He seeks to understand the extent of his knowledge and asks Michael about the number of species of heron and this becomes the symbol of the boy’s limits, one that the camera returns to at the end of the film where we see another series of school rooms, one which shows a picture of a heron on the wall just before Bennett’s camera swoops down to a sullen Michael in the middle of other school children in the school assembly, unable to join in the hymn because he is unable to read, at the limits of his experience. The children sing “All Creatures Great and Small” on the soundtrack, another link with the natural systems that Michael was nurtured within. Wood it seems has decided that just to simply ‘look and learn’ will not provide Michael with the ability to read and write.

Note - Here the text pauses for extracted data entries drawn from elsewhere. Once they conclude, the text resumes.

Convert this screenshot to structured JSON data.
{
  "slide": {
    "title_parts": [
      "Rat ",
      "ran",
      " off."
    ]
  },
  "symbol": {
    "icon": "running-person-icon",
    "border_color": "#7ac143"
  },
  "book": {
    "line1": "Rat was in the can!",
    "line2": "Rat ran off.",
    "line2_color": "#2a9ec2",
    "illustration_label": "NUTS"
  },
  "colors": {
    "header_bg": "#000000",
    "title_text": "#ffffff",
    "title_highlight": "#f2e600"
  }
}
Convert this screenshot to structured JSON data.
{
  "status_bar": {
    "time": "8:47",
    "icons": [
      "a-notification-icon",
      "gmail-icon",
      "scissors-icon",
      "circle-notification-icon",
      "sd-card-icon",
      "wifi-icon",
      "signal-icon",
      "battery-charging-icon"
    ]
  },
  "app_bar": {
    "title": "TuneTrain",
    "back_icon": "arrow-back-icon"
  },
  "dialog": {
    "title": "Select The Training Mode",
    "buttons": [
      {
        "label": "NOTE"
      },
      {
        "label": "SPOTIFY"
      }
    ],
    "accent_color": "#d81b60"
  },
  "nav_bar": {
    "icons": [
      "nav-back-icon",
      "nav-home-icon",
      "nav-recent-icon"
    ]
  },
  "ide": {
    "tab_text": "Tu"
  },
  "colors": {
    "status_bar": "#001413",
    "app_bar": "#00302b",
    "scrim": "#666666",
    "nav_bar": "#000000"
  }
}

The structures of the institution have seemingly closed around him and like the boat full of holes, Sally’s arguments did not quite hold enough water to convince the court that Michael should continue to be home educated.

The film certainly raises questions about the efficacy and limits of a pastoral home education but also further establishes that there are other ways of educating children and that these can be tested in a court of law. The juxtaposition of various elements – the court and the structures of law in contrast with the open learning in a natural landscape, the generational difference between adults and children and the idea that sometimes these differences need to be reversed and the symbolism of birth and death – is more or less a development of those illustrated in Birth of a Nation. It’s a fascinating drama where Bennett’s directorial approach oscillates between the lyrical and the coldly formal.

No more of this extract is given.